Obama drops the name Gen. McKiernan, just to prove he knows the name, unlike whatshername.

Is Russia an evil empire? (Brokaw amusingly insisted this question only required a yes or no answer). Obama: they do some evil things. McCain: maybe.

Q: if Iran attacked Israel, would we invade it before or after going to the UN Security Council? McCain: bomb, bomb, bomb... Obama ignored the Israel part, and talked about the unacceptability of Iran having nuclear weapons.

Last question: “What don’t you know and how will you learn it?” Obama: ask Michelle, she’ll tell you what I don’t know. McCain: “what I don’t know is what the unexpected will be.”

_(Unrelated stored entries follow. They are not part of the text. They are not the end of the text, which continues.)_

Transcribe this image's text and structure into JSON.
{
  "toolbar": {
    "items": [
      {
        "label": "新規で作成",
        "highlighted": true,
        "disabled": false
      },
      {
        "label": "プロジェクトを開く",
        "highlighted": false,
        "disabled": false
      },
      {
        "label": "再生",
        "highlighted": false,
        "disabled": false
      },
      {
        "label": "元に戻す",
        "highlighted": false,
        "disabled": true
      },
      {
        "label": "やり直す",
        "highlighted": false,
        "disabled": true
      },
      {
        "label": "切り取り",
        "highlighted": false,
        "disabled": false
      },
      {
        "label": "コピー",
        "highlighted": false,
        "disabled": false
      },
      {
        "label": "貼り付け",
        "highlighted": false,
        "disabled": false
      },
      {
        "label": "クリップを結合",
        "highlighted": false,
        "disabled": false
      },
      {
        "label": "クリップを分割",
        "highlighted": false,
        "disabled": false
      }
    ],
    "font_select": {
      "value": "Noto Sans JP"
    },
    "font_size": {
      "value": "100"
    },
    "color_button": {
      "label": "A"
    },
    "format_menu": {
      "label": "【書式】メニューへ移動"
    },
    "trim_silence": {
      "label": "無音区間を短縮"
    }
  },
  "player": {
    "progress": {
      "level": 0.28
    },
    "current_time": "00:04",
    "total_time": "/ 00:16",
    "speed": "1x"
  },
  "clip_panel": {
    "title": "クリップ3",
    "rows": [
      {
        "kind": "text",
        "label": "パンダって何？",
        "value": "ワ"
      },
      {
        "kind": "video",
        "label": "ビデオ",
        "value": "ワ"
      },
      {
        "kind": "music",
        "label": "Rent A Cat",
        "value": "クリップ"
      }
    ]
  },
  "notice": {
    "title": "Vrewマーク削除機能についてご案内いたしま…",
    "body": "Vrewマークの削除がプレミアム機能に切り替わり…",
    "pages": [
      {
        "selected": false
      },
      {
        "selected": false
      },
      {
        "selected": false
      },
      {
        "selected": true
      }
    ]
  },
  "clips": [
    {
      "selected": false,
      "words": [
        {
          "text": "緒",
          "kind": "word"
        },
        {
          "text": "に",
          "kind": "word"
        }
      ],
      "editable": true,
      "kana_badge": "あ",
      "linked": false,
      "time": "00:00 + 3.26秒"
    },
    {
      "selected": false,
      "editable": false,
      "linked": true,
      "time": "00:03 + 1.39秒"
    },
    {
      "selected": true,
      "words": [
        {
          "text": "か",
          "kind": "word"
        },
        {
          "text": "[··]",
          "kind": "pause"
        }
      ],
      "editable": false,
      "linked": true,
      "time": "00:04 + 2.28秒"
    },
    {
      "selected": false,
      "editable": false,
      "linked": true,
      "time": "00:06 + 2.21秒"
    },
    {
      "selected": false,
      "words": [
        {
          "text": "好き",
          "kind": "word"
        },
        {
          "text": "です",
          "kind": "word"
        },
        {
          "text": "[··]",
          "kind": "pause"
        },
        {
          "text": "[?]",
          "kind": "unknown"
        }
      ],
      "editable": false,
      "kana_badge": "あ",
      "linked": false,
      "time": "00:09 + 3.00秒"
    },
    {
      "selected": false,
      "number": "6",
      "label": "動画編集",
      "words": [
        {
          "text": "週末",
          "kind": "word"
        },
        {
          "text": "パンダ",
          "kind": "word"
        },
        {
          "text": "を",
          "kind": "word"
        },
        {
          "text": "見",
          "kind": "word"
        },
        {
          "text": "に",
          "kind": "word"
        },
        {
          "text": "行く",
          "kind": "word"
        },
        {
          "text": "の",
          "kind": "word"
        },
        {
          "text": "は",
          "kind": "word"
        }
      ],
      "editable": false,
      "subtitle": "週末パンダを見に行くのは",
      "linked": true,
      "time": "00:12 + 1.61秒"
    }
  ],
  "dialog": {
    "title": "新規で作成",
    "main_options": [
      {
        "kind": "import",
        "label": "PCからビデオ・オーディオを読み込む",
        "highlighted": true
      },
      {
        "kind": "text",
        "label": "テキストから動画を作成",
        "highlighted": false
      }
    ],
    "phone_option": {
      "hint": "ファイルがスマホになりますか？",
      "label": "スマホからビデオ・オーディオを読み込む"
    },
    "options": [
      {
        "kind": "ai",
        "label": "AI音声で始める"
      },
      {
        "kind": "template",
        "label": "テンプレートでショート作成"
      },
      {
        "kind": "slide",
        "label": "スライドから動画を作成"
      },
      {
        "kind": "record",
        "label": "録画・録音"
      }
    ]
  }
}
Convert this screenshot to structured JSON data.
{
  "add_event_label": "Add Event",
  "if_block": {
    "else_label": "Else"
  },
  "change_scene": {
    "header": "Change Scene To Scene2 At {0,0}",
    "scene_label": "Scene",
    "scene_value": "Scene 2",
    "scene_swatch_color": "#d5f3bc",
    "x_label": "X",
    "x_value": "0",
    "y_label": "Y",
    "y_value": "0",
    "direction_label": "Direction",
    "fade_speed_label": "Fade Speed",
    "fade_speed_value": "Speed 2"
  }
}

Oh, I didn’t mention, Obama came with a prepared response to McCain’s predictable “you don’t understand” theme, a long thing about yes, you’re right, I can’t understand why you’re such a dick. Something like that, I’m tired.

Oh, and evidently we’re not rifle shots here, we’re Americans.

Also, my friends my friends my friends my friends my friends my friends my friends my friends my friends my friends my friends my friends my friends my friends my friends my friends my friends my friends my friends.

And Obama should really see a doctor about that green behind the ears thing.

And that concludes the second McCain-That One debate.